第十六章 心怀救国志
不大一会,洪岳阳就望见韦亮的宅子,也听见了有孩子的哭声。
其实洪岳阳早有耳闻,说他的妹婿在警局里,从工作上和他的个性上,挺讨马局长喜欢,马局长不是安排他出差,就是分配他去搞调查。但韦亮利用工作之余,却染上了“吸、赌”的恶习,上了“老海瘾”,走上了“牌桌”。自己的薪水吸光了,赌尽了,瞒着文英说是出差补贴不够,把自己的钱搭进去了。
文英不想自己单独在家,有时间就带惠惠跑到妈妈这边帮忙,渐渐地她觉察到自己的丈夫有些不对劲,面色发白,精神不足,说话也有点上气不接下气,所以她就想抽点时间去局子里探个究竟。这天傍晚时分,文英想起自己的丈夫,心里一下上来了火,她把惠惠一个孩子往家里一锁,自己就走出了门。惠惠一看妈妈把自己锁在家里,不知是自己犯了错误,还是妈妈生谁的气?于是他就跑到院子里,声嘶力竭地哭喊着。

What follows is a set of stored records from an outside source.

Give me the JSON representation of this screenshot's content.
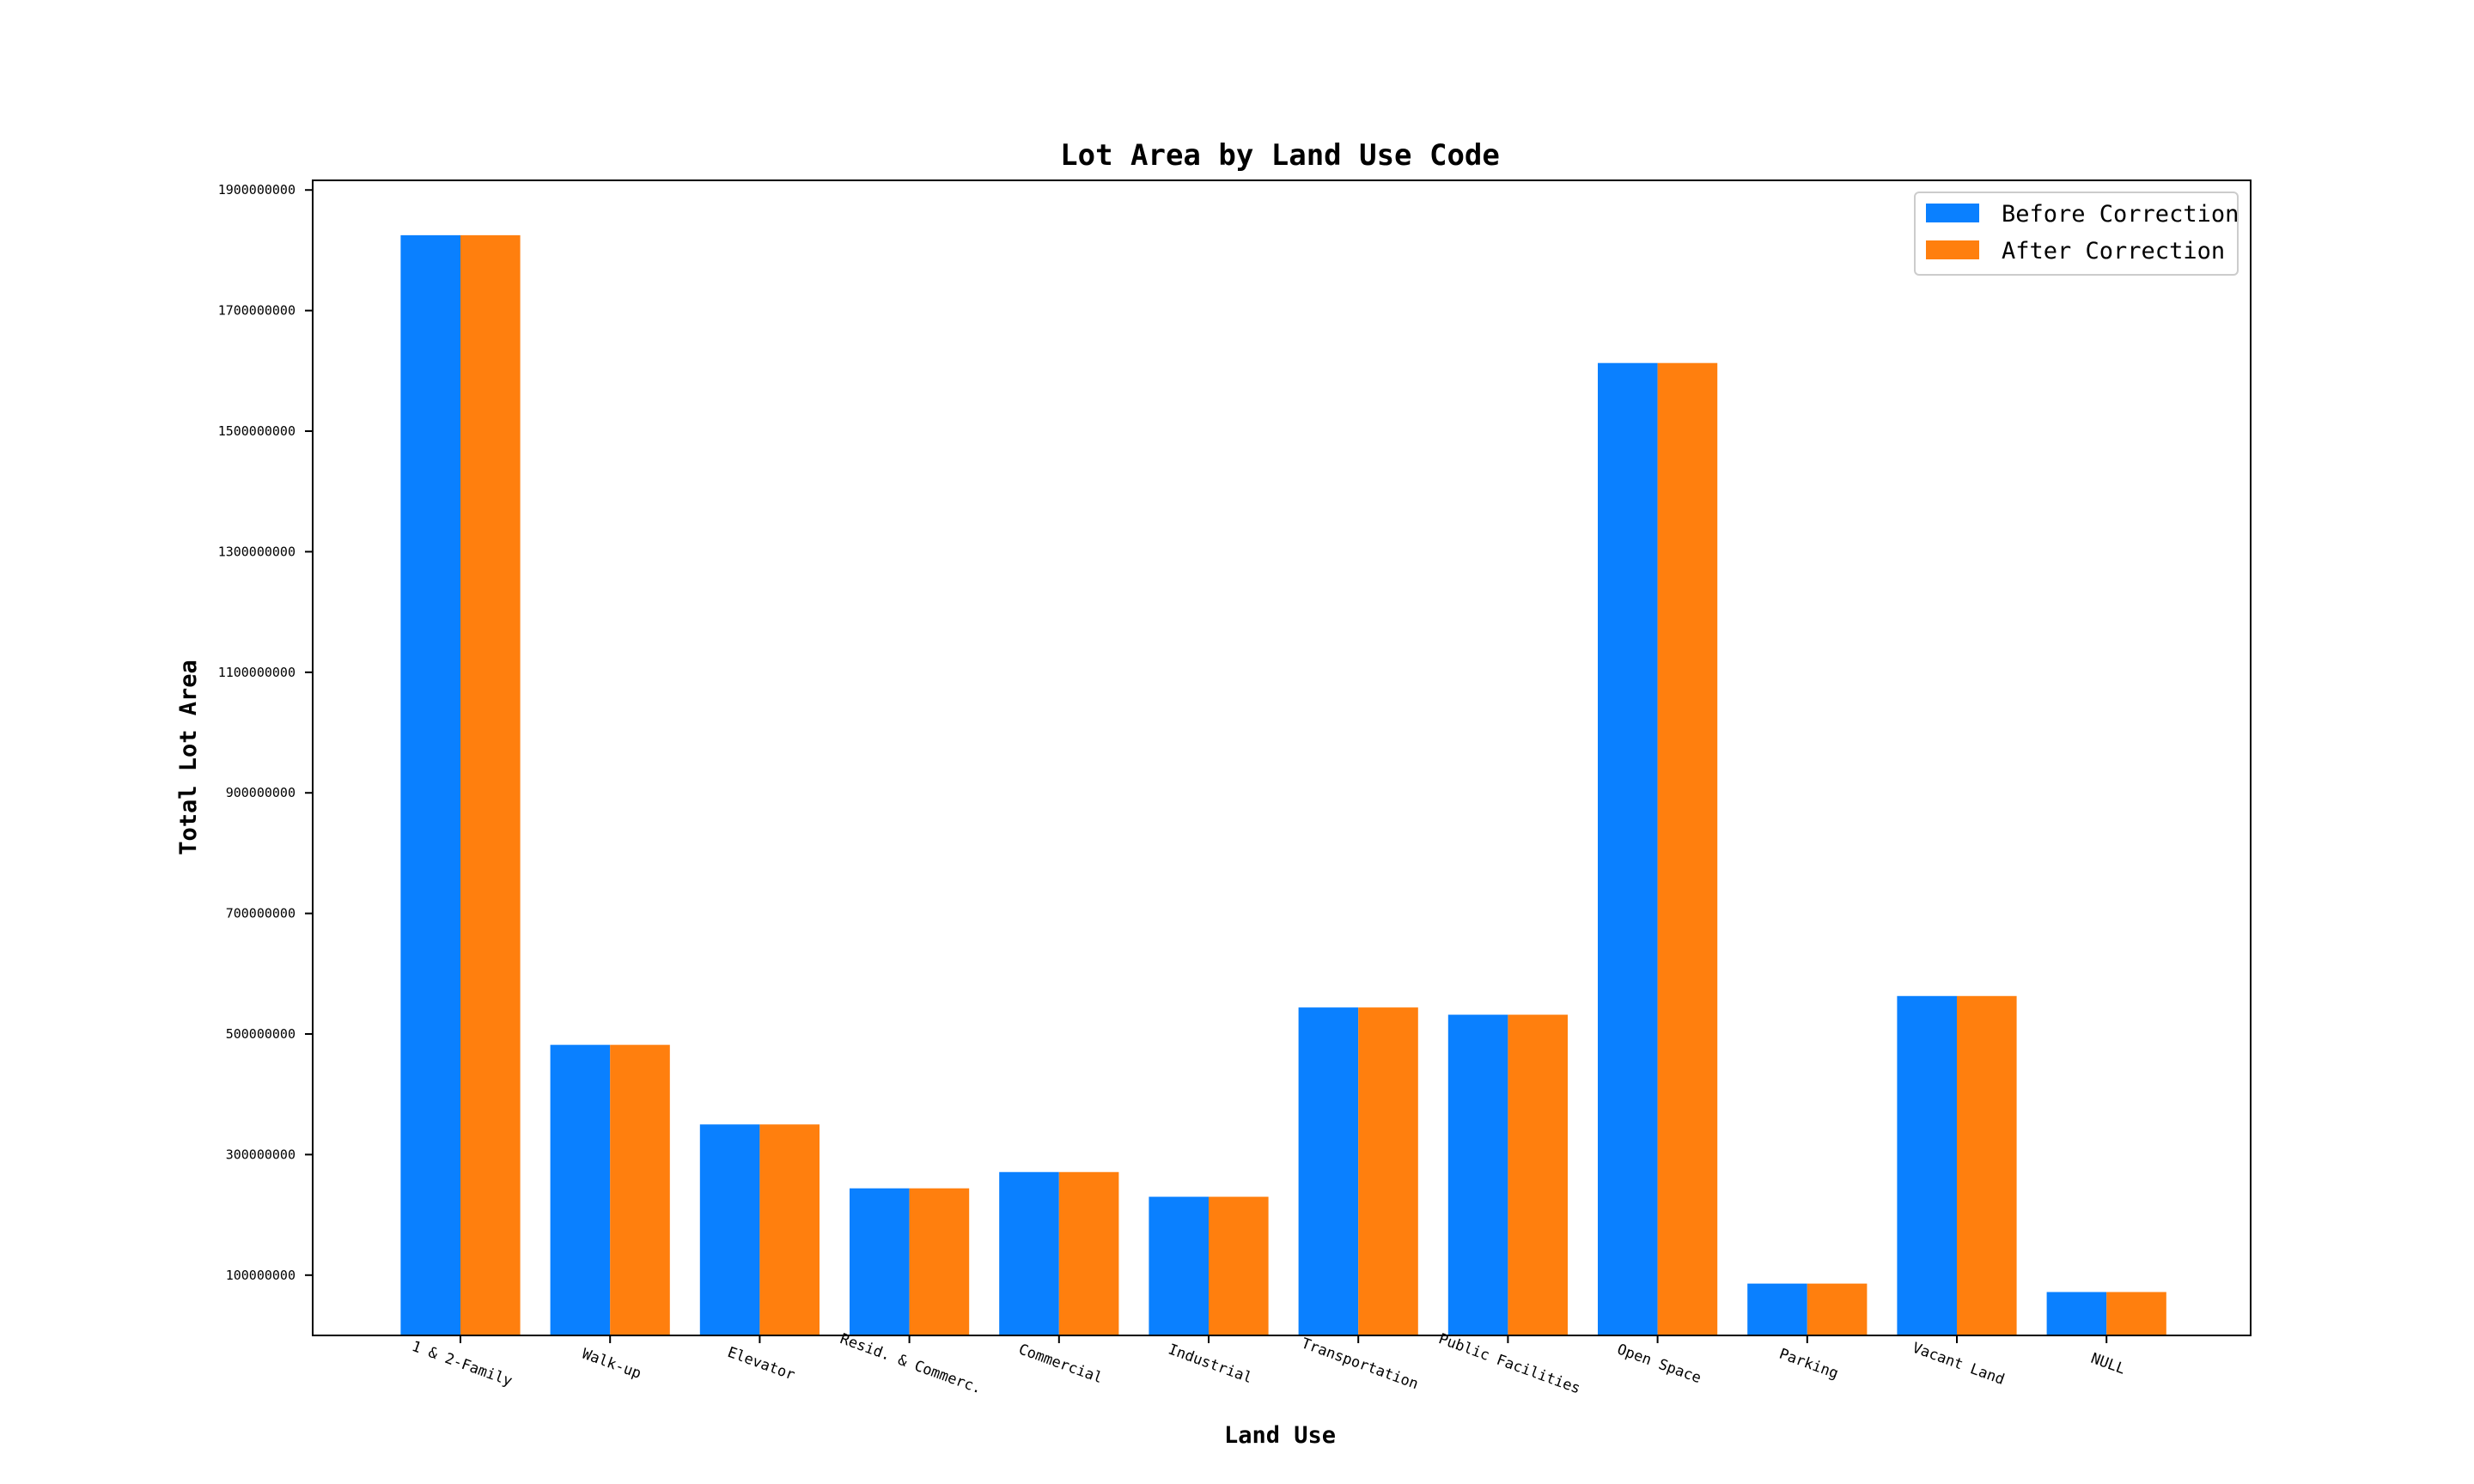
{
  "chart_data": {
    "type": "bar",
    "title": "Lot Area by Land Use Code",
    "xlabel": "Land Use",
    "ylabel": "Total Lot Area",
    "categories": [
      "1 & 2-Family",
      "Walk-up",
      "Elevator",
      "Resid. & Commerc.",
      "Commercial",
      "Industrial",
      "Transportation",
      "Public Facilities",
      "Open Space",
      "Parking",
      "Vacant Land",
      "NULL"
    ],
    "series": [
      {
        "name": "Before Correction",
        "color": "#0a80ff",
        "values": [
          1825000000,
          482000000,
          350000000,
          244000000,
          271000000,
          230000000,
          544000000,
          532000000,
          1613000000,
          86000000,
          563000000,
          72000000
        ]
      },
      {
        "name": "After Correction",
        "color": "#ff7f0e",
        "values": [
          1825000000,
          482000000,
          350000000,
          244000000,
          271000000,
          230000000,
          544000000,
          532000000,
          1613000000,
          86000000,
          563000000,
          72000000
        ]
      }
    ],
    "yticks": [
      100000000,
      300000000,
      500000000,
      700000000,
      900000000,
      1100000000,
      1300000000,
      1500000000,
      1700000000,
      1900000000
    ],
    "ytick_labels": [
      "100000000",
      "300000000",
      "500000000",
      "700000000",
      "900000000",
      "1100000000",
      "1300000000",
      "1500000000",
      "1700000000",
      "1900000000"
    ],
    "ylim": [
      0,
      1916000000
    ],
    "grid": false,
    "legend_position": "top-right"
  }
}
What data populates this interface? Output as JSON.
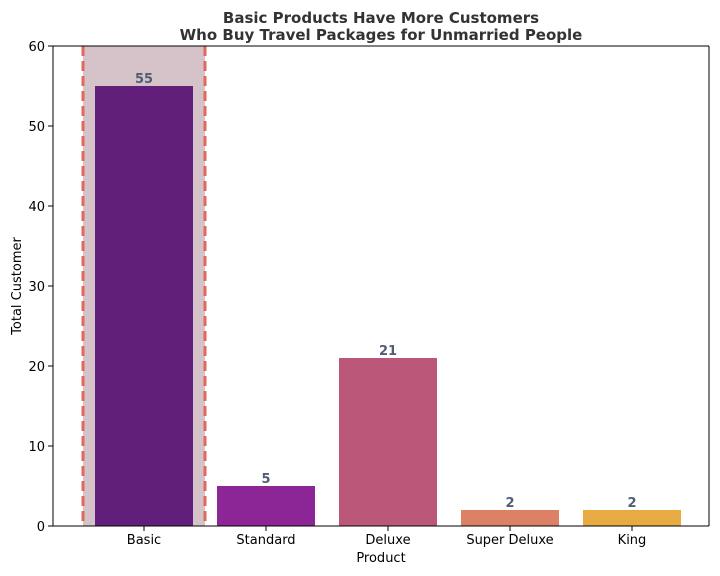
{
  "chart_data": {
    "type": "bar",
    "title_lines": [
      "Basic Products Have More Customers",
      "Who Buy Travel Packages for Unmarried People"
    ],
    "xlabel": "Product",
    "ylabel": "Total Customer",
    "categories": [
      "Basic",
      "Standard",
      "Deluxe",
      "Super Deluxe",
      "King"
    ],
    "values": [
      55,
      5,
      21,
      2,
      2
    ],
    "bar_colors": [
      "#611f7a",
      "#8c2595",
      "#bb5879",
      "#dc8166",
      "#e8aa43"
    ],
    "ylim": [
      0,
      60
    ],
    "yticks": [
      0,
      10,
      20,
      30,
      40,
      50,
      60
    ],
    "grid": false,
    "highlight": {
      "category": "Basic",
      "fill_color": "#d5c3c9",
      "border_color": "#e06a5a",
      "border_style": "dashed"
    },
    "data_label_color": "#4f5d75"
  }
}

洪岳阳大步小步来到文英家的大门口,他揣摩着肯定是文英家里出了事。他从大门缝往里一瞅,果然看到惠惠已哭得很厉害,便和声细语地安慰他:
“惠惠为什么哭得这样厉害啊?你爸你妈干什么去了?告诉我,我赶快把她们给找回来,别哭了,惠惠听话啊,大舅这就去找他们,等会爸爸妈妈就回来了。”
惠惠一听是大舅,真的止住哭声,他告诉大舅:
“妈妈把俺锁在家里,她不知是去了哪里?她可能是去了警局,走了老半天,还不回来,妈整天说爸爸不吸就赌,不干正事,妈妈大概找爸爸算账去了,大舅你快去把他们找回来,俺害怕!”
洪岳阳一边劝着惠惠,一边就离开了妹妹家,向警局走去。
时间不长,洪岳阳就来到警局,他往警局的大厅里一瞅,灯火通明,前门半开半掩,隐约地望见办公室里,一男一女正讲说着什么,后边的警员休息室里不断地传来打麻将的阵阵吆喝声:“钢丝床——不挺腰!”“扬州大姐——花裤腰!”“白皮白肉嫩弨弨!”“金丝眼镜挂眉梢!”……
洪岳阳用手轻轻地敲了几下门。马局长停止了和文英的交谈,他开门一看竟是他的好友同窗,便春风满面地迎了上去:
“洪老弟,是哪风把你给刮来了!”
“不管是东南风,还是西北风,想你就能和你来相逢!”洪岳阳热情地握住马局长的手,诙谐地说。
“里边请,里边请!多日不见,甚是想念,只是腾不出时间去拜访!”马局长把洪岳阳让到他的办公室。
“哥,你怎么来了?”文英从办公室里走出来,招呼哥哥。
“妈妈见你几天未去,就想你了,非叫去你家,结果一听惠惠哭着,我就劝他几句,到这来找你了。”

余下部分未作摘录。